Microlensing is a clever idea based on an insight of Albert Einstein’s that allows scientists to use the universe itself as a kind of telescope. According to Einstein, massive objects, such as stars and planets, curve space and warp time in their vicinity. Thus light travels around the curved space in a way similar to how a magnifying glass bends light.
With that in mind, astronomers have been scanning the sky looking for instances where one star passes in front of another as seen from Earth. In that particular case the gravity of the foreground star can bend and focus the light of the background star. If the star has a planet revolving around it, a signature pattern of brightening and dimming will occur. The phenomenon is so rare —Einstein believed it never would be observed—that Bennett says astronomers had to look at hundreds of millions of stars to find the microlensing alignment of star and planet. The technique is controversial because it is difficult to verify since the microlensing event happens only once.
In summer 2003 a team of U.S. and Polish scientists using a telescope in Chile noticed a microlensing event in the constellation Sagittarius. When Bennett’s group, composed of scientists from the United States, New Zealand and Japan, looked at its data for the same event captured from a telescope in New Zealand the scientist detected the signature “brightness blips” indicating the presence of a planet.

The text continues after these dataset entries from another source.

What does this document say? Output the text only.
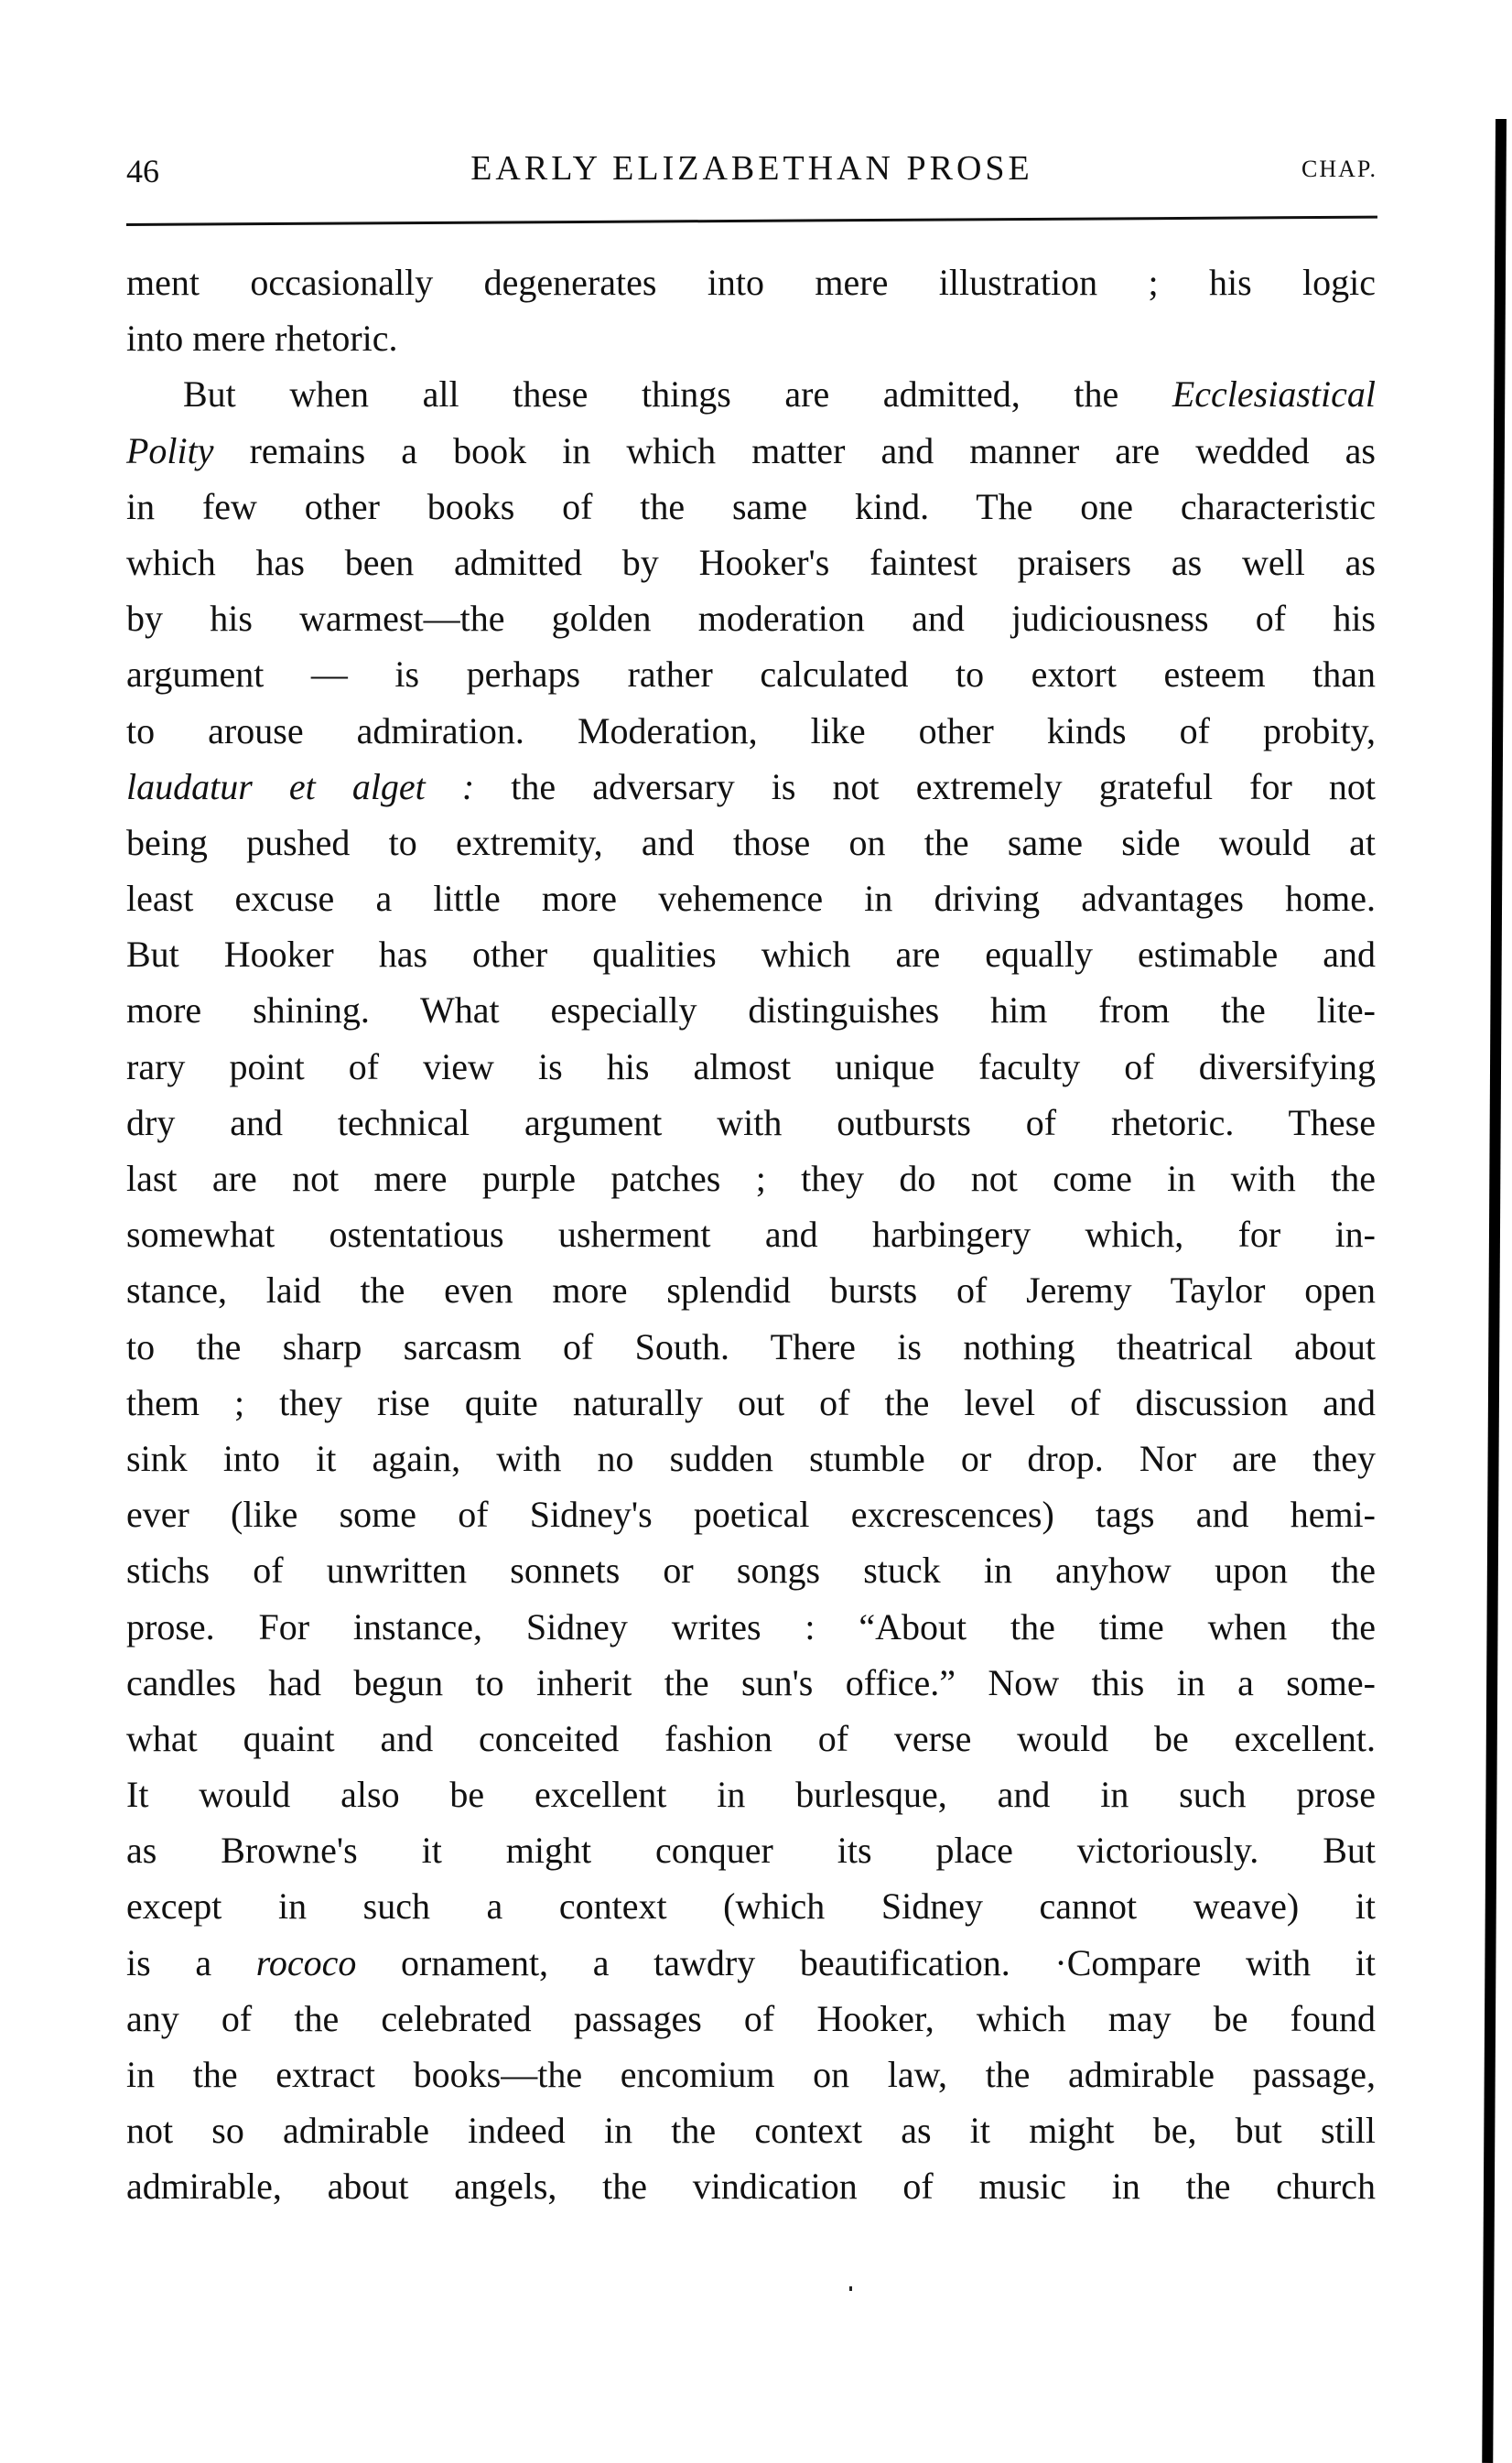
46	EARLY ELIZABETHAN PROSE	CHAP.
ment occasionally degenerates into mere illustration ; his logic
into mere rhetoric.
But when all these things are admitted, the Ecclesiastical
Polity remains a book in which matter and manner are wedded as
in few other books of the same kind. The one characteristic
which has been admitted by Hooker's faintest praisers as well as
by his warmest—the golden moderation and judiciousness of his
argument — is perhaps rather calculated to extort esteem than
to arouse admiration. Moderation, like other kinds of probity,
laudatur et alget : the adversary is not extremely grateful for not
being pushed to extremity, and those on the same side would at
least excuse a little more vehemence in driving advantages home.
But Hooker has other qualities which are equally estimable and
more shining. What especially distinguishes him from the lite-
rary point of view is his almost unique faculty of diversifying
dry and technical argument with outbursts of rhetoric. These
last are not mere purple patches ; they do not come in with the
somewhat ostentatious usherment and harbingery which, for in-
stance, laid the even more splendid bursts of Jeremy Taylor open
to the sharp sarcasm of South. There is nothing theatrical about
them ; they rise quite naturally out of the level of discussion and
sink into it again, with no sudden stumble or drop. Nor are they
ever (like some of Sidney's poetical excrescences) tags and hemi-
stichs of unwritten sonnets or songs stuck in anyhow upon the
prose. For instance, Sidney writes : “About the time when the
candles had begun to inherit the sun's office.” Now this in a some-
what quaint and conceited fashion of verse would be excellent.
It would also be excellent in burlesque, and in such prose
as Browne's it might conquer its place victoriously. But
except in such a context (which Sidney cannot weave) it
is a rococo ornament, a tawdry beautification. ·Compare with it
any of the celebrated passages of Hooker, which may be found
in the extract books—the encomium on law, the admirable passage,
not so admirable indeed in the context as it might be, but still
admirable, about angels, the vindication of music in the church
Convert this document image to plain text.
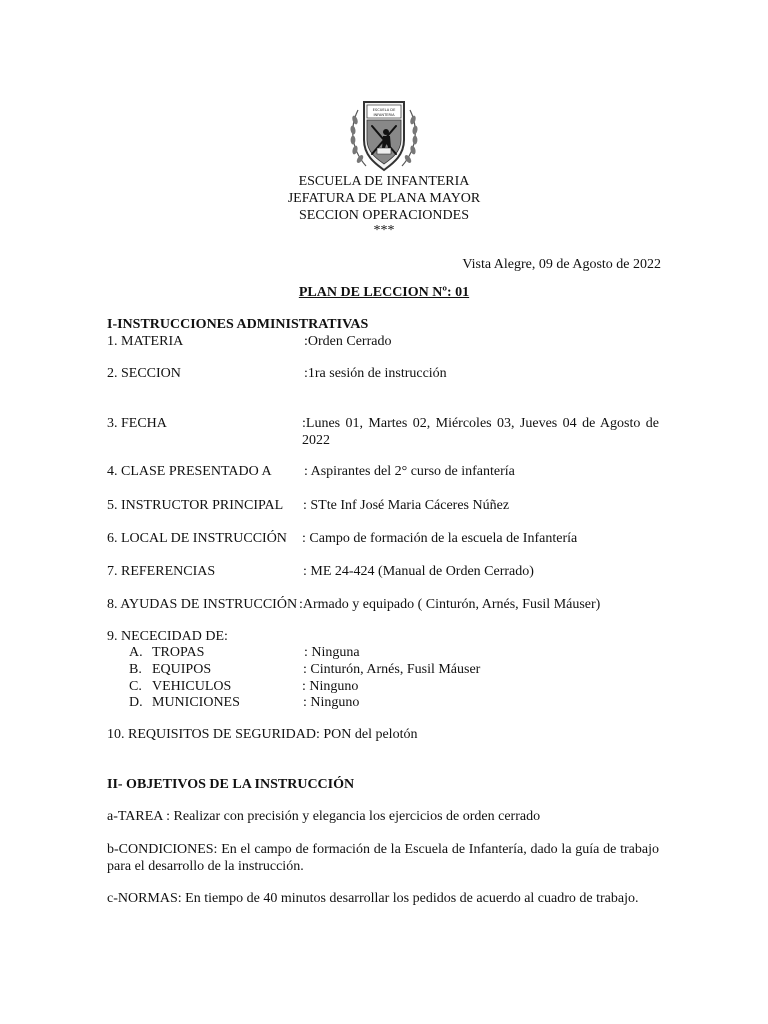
ESCUELA DE
INFANTERIA
ESCUELA DE INFANTERIA
JEFATURA DE PLANA MAYOR
SECCION OPERACIONDES
***
Vista Alegre, 09 de Agosto de 2022
PLAN DE LECCION Nº: 01
I-INSTRUCCIONES ADMINISTRATIVAS
1. MATERIA	:Orden Cerrado
2. SECCION	:1ra sesión de instrucción
3. FECHA	:Lunes 01, Martes 02, Miércoles 03, Jueves 04 de Agosto de 2022
4. CLASE PRESENTADO A : Aspirantes del 2° curso de infantería
5. INSTRUCTOR PRINCIPAL : STte Inf José Maria Cáceres Núñez
6. LOCAL DE INSTRUCCIÓN : Campo de formación de la escuela de Infantería
7. REFERENCIAS	: ME 24-424 (Manual de Orden Cerrado)
8. AYUDAS DE INSTRUCCIÓN :Armado y equipado ( Cinturón, Arnés, Fusil Máuser)
9. NECECIDAD DE:
A. TROPAS	: Ninguna
B. EQUIPOS	: Cinturón, Arnés, Fusil Máuser
C. VEHICULOS	: Ninguno
D. MUNICIONES	: Ninguno
10. REQUISITOS DE SEGURIDAD: PON del pelotón
II- OBJETIVOS DE LA INSTRUCCIÓN
a-TAREA : Realizar con precisión y elegancia los ejercicios de orden cerrado
b-CONDICIONES: En el campo de formación de la Escuela de Infantería, dado la guía de trabajo para el desarrollo de la instrucción.
c-NORMAS: En tiempo de 40 minutos desarrollar los pedidos de acuerdo al cuadro de trabajo.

Bennett’s group has a proposal pending with NASA to search for stars with planets using an orbiting wide-angle telescope half the size of the Hubble telescope. The new telescope, called the Microlensing Planet Finder (MPF), would have the ability to scan millions of stars every night looking for the telltale microlensing signature of a distant planet. If the MPF is funded by NASA, the Notre Dame research associate professor of physics will be the lead scientist for the project.